Advice: • Avoid high-interest credit card debt

• Figure your monthly & yearly obligations (rent/mortgage, transportation, food, insurance, loans). Subtract from your take-home pay and then consider your priorities. Look for room-mates, consider selling your car, look for second job.

• Consolidate loans - lower monthly payments by extending payment schedule, and (possibly) arranging better interest rate. More than just federally-backed student loans can be consolidated.

• Find out about loan forbearance or deferments. Both let you put off paying loans, but deferment stops the accrual of interest. Forbearance keeps the interest accruing, but lenders are more willing to extend the time longer since they don’t lose money.

• Some federally-backed loans allow graduates with a high debt-to-income ratio (you owe a lot and don’t make much dough), to use an “income-contingent” repayment plan. Don’t have to pay interest on the loan – reduces monthly payments.

• 20 states have a loan repayment program, but the eligibility varies. Some law schools also have loan repayment programs. (See ABA LRAP page, below.) The states that currently have LRAPs: Arizona, District of Columbia, Florida, Indiana, Kentucky, Louisiana, Maine, Maryland, Massachusetts, Minnesota, Missouri, Montana, New Hampshire, New Mexico, New York, North Carolina, Ohio, Oregon, Texas and Washington.

• Stay in touch with your lender. Tell them if you are having trouble paying the loan and ask them for help. They would rather work out a payment plan than find you in default.

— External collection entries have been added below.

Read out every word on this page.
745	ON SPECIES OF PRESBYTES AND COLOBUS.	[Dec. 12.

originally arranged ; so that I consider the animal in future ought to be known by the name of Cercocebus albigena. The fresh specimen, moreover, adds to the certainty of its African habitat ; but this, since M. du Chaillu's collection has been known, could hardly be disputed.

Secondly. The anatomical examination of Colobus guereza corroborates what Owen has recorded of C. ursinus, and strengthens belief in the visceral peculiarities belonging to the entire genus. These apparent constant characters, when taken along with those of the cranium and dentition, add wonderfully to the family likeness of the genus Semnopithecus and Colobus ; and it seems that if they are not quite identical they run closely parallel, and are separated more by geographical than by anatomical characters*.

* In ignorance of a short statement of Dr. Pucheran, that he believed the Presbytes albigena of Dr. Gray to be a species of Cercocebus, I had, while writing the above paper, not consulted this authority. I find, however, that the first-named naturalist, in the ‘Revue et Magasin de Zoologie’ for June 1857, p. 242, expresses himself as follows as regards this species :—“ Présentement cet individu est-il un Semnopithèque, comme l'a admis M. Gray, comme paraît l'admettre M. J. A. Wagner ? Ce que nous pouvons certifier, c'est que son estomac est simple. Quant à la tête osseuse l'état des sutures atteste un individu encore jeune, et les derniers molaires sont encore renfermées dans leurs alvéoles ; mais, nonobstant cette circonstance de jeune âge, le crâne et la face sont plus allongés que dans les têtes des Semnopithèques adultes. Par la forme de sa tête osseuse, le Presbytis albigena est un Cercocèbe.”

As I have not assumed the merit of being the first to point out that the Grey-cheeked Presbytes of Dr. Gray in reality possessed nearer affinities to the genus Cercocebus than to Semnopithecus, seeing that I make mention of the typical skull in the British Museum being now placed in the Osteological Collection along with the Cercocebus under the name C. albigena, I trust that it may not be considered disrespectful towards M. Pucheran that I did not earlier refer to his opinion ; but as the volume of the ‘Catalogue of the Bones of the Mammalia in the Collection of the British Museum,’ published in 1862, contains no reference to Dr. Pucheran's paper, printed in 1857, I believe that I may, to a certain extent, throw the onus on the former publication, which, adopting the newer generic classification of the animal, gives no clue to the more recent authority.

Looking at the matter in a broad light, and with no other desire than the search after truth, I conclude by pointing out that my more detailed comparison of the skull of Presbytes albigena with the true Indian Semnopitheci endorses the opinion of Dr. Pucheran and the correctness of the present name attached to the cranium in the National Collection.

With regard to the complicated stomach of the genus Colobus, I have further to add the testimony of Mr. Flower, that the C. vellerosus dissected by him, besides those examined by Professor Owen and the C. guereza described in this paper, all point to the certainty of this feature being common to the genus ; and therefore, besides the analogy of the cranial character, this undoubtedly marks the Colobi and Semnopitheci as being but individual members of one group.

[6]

Here is more advice and some helpful links:

USA Today article on Student Loans, 2/22/06 link
Sidebar, by Sandra Block suggests:

• When borrowing for college, opt for government-guaranteed student loans before you turn to private loans. Because private loans aren't guaranteed by the government, interest rates and fees are usually higher than for federal Stafford loans. The maximum that dependent undergraduates can borrow under the federal program is $23,000. So some students with high college costs have to use private loans. But others are taking out private loans before they've taken full advantage of the federal program. A 2003 study by the Public Interest Research Group of students with private loans found that nearly 24% didn't take out any Stafford loans, and 26% borrowed less than the maximum allowed.

• Don't compound your problems by running up credit card debt. The average undergraduate has a credit card balance of $2,169, according to a 2004 survey by student lender Nellie Mae. Only 21% of students paid off their balances each month.

• Many students use credit cards to pay for books, supplies and class fees. But keep in mind: The average interest rate for a standard, variable-rate card is 13.7%, according to And overdue payments can cause those rates to soar.

Access Group (non-profit Student Loan provider, with a focus on law students) -
Know Your Options
Lower Your Payments
Avoid Default:
Strategies and Resources for Repaying Your Loans

SallieMae - nation’s leading provider of student loans
Includes advice on managing loan repayment, postponing payments, managing debt. Very helpful advice in an easy-to-use website.

Loan Forgiveness - beware searching the web - many websites spoof government or non-profit status but are only out there to lend you more money!
Links to various options for loan forgiveness - a good website with lots of links. Appears honest.

ABA LRAP (Loan Repayment Assistance Programs)

Christian Science Monitor article on student debt, May 17, 2006
interest rates [increased] on July 1, when federal loan programs move from a variable rate system to a higher, fixed rate. Stafford loans will jump from the current 5.3 percent rate after graduation to 6.8 percent. PLUS loans, designed for parents, will rise from 6.1 percent interest to 8.5 percent.

Image is from the Maori/New Zealand education website

1 comment:

Betsy McKenzie said...

Our law school student paper just came out with snaps of students' spring break adventures. The casual assumption that, "Of course, everybody traveled on their spring break," was striking in light of the heavy debt burden incurred by our students through undergraduate and law school loans. How have students come to feel deprived if they don't get to ski or bask on their breaks? This is the same kind of striking shift in our culture that underlies the huge wedding industry. Nobody just has a simple wedding in the park these days. Expectations have been pumped up by ads, by movies and t.v., and the consumer feels bad if their life does not match what looks like the new norm. Your cranky librarian crabbing along here!